Baby potatoes I like because you don’t have to peel them, and peeling potatoes is one of those chores that I have never once enjoyed, not even a little, not even when I was younger and supposedly had more patience for that kind of thing. If all you’ve got are regular russets, cut them smaller, it’s fine.
The smoked paprika is not optional in my opinion — regular paprika is basically just for color, doesn’t do anything, don’t @ me — but I know some people substitute it and it’s… fine. It’s just fine. Not the same.
Ingredients
– 1 lb (450g) smoked sausage, sliced into half-inch rounds — or thereabouts, I don’t measure this part
– 1 lb (450g) baby potatoes, halved, quartered if they’re on the bigger side
– 1 small onion, chopped (I use whatever’s in the basket, sometimes it’s more medium than small)
– 1 bell pepper, any color — I like red for the sweetness
– 2 cloves garlic, minced, though I’ll be honest, some nights it’s three because I lose count
– 2 tbsp olive oil
– ½ tsp smoked paprika
– ½ tsp dried thyme
– Salt and pepper, to taste — I go heavier on the pepper than most people would
– 2 tbsp fresh parsley, chopped, for on top (I have absolutely served this without it and nobody noticed, for what that’s worth)
Instructions
Okay so — start with the potatoes, wash them, halve them, quarter the big ones. If you’ve got the patience, parboil them for about five minutes first, it cuts down the skillet time later and I do recommend it, though I’ll admit some nights I skip it entirely because who has five extra minutes, really.
Heat a tablespoon of the olive oil in your biggest skillet, medium heat, and get the sausage going. Four, five minutes, until it’s browned up nice. Pull it out, set it aside — and I will tell you, I have forgotten to do this step, left the sausage in there the whole time, and it’s not the end of the world, it just gets a little tougher than I like. Learn from my mistake or don’t, your call.
Add your second tablespoon of oil to the same skillet — don’t wash it, all that browned bit on the bottom is flavor — and toss in your onion and pepper. Three, four minutes, till they’ve softened up some. Stir in the garlic, the paprika, the thyme, let that cook another minute, and your kitchen will smell like something at this point, trust me.
Now the potatoes go in.

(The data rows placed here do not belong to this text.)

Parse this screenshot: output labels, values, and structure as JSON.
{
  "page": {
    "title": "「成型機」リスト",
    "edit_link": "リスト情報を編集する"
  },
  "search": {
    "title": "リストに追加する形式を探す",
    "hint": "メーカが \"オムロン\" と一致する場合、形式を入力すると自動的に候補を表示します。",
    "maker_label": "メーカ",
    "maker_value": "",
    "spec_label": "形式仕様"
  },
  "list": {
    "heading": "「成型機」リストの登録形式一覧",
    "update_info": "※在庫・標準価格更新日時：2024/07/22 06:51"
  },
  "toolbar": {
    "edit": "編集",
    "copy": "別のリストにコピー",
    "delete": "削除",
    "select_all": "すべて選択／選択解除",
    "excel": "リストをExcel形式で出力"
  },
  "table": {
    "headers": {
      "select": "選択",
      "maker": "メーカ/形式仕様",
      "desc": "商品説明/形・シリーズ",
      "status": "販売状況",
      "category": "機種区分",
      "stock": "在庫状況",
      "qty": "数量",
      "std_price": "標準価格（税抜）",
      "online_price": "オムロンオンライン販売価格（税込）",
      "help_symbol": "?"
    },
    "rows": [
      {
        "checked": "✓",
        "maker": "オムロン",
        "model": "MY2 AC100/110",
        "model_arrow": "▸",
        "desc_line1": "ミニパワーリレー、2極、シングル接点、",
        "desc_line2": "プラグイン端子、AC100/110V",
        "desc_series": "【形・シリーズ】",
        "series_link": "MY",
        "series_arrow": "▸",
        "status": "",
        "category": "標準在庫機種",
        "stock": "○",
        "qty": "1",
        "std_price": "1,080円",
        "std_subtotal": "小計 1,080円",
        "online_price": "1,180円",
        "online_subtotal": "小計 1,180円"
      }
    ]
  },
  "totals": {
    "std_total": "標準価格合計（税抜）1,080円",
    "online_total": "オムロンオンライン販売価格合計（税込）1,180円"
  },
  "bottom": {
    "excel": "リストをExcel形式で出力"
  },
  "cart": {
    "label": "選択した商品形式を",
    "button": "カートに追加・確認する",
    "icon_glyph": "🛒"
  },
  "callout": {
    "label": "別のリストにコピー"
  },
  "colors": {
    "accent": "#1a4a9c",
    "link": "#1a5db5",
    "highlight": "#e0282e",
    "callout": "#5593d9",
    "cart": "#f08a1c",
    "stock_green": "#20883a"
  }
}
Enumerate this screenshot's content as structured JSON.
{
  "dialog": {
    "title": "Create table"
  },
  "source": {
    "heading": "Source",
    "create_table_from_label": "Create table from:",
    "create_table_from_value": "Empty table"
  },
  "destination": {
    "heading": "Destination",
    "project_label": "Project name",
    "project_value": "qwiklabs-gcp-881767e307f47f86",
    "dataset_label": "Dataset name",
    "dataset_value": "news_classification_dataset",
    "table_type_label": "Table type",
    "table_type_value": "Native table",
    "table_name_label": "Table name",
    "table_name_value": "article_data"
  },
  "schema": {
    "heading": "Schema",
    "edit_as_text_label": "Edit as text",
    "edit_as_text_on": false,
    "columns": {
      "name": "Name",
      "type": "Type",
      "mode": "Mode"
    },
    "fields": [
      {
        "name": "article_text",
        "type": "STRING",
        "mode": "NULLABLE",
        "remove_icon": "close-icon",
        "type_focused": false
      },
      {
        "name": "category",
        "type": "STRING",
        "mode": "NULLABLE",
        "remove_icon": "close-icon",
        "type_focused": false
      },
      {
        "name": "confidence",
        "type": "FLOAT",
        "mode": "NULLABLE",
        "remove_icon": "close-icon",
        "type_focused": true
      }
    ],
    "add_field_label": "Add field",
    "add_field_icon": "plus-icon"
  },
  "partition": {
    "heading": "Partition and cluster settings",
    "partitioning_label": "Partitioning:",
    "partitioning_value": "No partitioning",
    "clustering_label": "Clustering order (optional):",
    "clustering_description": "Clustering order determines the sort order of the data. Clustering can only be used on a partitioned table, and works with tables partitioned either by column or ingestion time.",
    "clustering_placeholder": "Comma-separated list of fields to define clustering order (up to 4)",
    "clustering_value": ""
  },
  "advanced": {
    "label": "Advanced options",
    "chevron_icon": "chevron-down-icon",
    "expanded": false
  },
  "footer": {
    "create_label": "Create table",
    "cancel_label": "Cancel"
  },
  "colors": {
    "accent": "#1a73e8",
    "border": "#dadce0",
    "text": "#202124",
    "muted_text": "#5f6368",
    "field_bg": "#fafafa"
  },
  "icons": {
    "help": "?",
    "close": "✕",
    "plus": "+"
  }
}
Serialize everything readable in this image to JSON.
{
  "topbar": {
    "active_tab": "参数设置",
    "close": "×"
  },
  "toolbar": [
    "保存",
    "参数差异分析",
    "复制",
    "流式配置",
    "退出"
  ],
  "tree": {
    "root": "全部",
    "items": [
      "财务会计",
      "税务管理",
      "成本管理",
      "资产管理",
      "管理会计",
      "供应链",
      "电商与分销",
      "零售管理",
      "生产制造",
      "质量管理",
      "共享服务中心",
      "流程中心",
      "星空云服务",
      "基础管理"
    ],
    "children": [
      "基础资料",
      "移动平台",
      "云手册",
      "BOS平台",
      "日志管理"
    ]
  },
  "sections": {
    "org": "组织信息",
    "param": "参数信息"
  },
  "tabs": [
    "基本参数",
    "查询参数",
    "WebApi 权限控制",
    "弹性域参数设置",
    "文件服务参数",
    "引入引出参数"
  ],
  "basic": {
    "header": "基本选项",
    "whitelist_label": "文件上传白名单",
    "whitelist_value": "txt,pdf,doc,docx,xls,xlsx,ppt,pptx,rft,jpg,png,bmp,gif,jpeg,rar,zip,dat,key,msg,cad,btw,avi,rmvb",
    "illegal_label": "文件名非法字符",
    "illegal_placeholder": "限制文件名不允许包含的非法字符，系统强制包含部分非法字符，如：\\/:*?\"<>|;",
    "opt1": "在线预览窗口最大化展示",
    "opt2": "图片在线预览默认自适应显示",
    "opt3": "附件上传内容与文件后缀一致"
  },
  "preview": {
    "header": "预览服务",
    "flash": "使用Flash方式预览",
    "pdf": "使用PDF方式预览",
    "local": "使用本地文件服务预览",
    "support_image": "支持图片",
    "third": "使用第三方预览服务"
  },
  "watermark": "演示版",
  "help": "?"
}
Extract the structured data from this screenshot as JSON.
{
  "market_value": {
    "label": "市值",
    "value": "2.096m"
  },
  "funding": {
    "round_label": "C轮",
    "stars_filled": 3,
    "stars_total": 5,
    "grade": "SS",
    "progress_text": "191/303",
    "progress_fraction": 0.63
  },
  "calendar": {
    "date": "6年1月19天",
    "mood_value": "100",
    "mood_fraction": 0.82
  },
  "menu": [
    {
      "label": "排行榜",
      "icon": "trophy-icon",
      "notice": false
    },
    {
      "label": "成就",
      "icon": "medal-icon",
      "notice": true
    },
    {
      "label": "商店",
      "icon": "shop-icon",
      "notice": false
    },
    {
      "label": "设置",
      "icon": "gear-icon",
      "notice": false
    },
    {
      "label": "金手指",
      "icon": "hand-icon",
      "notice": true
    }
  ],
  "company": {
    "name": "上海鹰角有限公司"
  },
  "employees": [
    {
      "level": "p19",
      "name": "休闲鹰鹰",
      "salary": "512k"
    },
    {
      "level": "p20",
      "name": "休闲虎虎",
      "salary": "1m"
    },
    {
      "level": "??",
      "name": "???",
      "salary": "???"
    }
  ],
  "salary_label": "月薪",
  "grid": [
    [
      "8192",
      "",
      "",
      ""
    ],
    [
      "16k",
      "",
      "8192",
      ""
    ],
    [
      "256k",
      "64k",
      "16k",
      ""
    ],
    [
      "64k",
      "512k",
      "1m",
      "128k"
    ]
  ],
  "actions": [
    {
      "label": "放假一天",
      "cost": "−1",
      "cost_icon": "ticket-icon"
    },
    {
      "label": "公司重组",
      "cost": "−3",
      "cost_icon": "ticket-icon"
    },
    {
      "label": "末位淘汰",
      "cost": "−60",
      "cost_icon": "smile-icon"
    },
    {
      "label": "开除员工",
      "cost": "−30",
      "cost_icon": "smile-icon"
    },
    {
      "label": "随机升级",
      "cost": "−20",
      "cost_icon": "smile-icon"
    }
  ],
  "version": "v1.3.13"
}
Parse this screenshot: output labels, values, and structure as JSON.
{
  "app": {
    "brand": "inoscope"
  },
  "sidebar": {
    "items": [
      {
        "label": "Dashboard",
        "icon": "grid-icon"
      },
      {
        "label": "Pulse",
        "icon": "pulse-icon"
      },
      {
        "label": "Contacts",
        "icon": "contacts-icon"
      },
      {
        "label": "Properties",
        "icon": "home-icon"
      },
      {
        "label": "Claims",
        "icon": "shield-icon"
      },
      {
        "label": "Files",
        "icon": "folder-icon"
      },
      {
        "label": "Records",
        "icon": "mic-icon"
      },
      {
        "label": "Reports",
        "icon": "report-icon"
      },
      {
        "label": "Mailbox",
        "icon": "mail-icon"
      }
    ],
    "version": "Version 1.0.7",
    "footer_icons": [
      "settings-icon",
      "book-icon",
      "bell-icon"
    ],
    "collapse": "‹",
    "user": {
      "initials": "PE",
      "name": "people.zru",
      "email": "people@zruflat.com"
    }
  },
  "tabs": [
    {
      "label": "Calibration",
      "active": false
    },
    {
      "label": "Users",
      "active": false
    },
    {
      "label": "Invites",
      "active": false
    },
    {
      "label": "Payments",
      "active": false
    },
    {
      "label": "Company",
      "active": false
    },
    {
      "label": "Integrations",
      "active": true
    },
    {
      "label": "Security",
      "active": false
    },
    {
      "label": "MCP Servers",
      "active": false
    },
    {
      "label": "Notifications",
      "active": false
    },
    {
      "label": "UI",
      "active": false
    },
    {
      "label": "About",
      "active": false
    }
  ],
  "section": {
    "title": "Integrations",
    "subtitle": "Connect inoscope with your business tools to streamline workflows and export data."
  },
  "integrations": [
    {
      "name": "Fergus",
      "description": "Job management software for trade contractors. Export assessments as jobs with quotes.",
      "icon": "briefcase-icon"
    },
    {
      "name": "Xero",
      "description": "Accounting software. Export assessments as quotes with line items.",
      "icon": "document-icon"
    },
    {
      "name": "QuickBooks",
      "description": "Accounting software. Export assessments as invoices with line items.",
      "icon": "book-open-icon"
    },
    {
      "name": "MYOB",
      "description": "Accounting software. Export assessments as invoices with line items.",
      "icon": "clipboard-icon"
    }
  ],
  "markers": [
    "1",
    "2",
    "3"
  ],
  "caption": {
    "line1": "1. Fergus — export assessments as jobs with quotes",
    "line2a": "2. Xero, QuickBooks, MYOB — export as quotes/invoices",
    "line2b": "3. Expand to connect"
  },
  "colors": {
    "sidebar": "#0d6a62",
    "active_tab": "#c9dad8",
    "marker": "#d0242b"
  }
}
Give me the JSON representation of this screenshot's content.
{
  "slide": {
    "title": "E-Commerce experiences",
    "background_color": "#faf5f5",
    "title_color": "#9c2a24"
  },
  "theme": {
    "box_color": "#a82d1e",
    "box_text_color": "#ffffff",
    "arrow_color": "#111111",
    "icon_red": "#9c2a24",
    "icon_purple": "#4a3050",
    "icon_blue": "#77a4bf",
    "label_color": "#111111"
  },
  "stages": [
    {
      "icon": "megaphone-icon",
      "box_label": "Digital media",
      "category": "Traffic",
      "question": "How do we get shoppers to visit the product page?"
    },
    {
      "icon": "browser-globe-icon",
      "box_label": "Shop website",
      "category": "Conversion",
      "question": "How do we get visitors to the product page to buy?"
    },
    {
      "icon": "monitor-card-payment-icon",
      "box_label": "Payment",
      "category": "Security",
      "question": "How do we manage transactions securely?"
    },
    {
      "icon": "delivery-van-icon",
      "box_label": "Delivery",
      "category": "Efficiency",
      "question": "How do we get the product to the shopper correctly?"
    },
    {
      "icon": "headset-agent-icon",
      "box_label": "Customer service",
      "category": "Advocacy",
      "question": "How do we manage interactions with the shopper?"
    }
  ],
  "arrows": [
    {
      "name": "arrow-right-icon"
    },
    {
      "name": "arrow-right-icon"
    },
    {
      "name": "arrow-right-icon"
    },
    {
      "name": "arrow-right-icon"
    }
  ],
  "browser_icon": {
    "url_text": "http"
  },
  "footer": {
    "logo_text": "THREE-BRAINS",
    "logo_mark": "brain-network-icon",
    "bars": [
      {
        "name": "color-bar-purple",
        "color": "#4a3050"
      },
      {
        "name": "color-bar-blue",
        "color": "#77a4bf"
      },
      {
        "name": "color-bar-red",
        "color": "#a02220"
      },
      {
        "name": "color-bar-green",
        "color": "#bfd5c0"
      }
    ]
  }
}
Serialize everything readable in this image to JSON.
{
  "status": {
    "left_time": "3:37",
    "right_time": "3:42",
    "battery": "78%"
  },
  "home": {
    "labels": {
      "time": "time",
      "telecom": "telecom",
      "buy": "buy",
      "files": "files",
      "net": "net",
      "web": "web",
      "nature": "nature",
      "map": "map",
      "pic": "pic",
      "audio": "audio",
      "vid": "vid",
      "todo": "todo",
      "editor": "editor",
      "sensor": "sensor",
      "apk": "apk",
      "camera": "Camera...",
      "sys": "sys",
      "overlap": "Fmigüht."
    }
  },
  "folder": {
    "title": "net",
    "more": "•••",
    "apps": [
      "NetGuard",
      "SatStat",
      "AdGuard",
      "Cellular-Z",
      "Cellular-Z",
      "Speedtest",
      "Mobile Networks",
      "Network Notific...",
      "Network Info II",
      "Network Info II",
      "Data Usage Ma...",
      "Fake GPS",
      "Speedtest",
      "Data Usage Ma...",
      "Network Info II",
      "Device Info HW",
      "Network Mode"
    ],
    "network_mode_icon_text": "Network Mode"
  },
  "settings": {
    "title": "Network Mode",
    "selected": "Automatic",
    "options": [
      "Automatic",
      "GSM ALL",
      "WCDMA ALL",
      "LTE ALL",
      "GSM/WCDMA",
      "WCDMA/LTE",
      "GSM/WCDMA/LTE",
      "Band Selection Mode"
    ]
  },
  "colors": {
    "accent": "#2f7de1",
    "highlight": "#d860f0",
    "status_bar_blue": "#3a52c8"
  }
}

Toss them around so they get coated in all that oil and spice, cover the skillet, and let them go on medium heat for fifteen to twenty minutes — stir them every so often so they don’t stick, though a little stuck-on bit at the bottom never hurt anyone. Salt and pepper them once they’re getting tender.
Then the sausage comes back in. Stir it all together, let it heat through, two or three minutes, until everything’s warmed up and smelling like dinner.
Sprinkle the parsley on top at the end. Serve it warm. We’ve eaten this for breakfast with eggs on the side, for dinner on its own, once — memorably, not necessarily successfully — cold out of the fridge at eleven at night because nobody wanted to wait for the microwave.
Variations
Some people like adding a can of diced tomatoes to this, which gives it a little more sauce, though I think it muddies the flavor a bit. A fried egg on top is a great addition too, and honestly elevates the whole thing more than it has any right to. I tried it once with sweet potatoes instead of baby potatoes and it wasn’t quite right — too sweet against the smoked paprika — so I can’t recommend that swap.
Storage & Reheating
It keeps in the fridge four or five days, covered, though I’ve absolutely pushed that a day or two further and lived to tell about it. Reheats best in a skillet with a splash of water or oil, gets some of that crisp back on the potatoes. Microwave works too, obviously, it’s just a little sadder that way.
A Few Last Thoughts
This one just keeps earning its spot in the dinner rotation. It’s simple, it doesn’t ask for much, and it delivers every time. Serve it on its own or with a fried egg on top for something a little extra.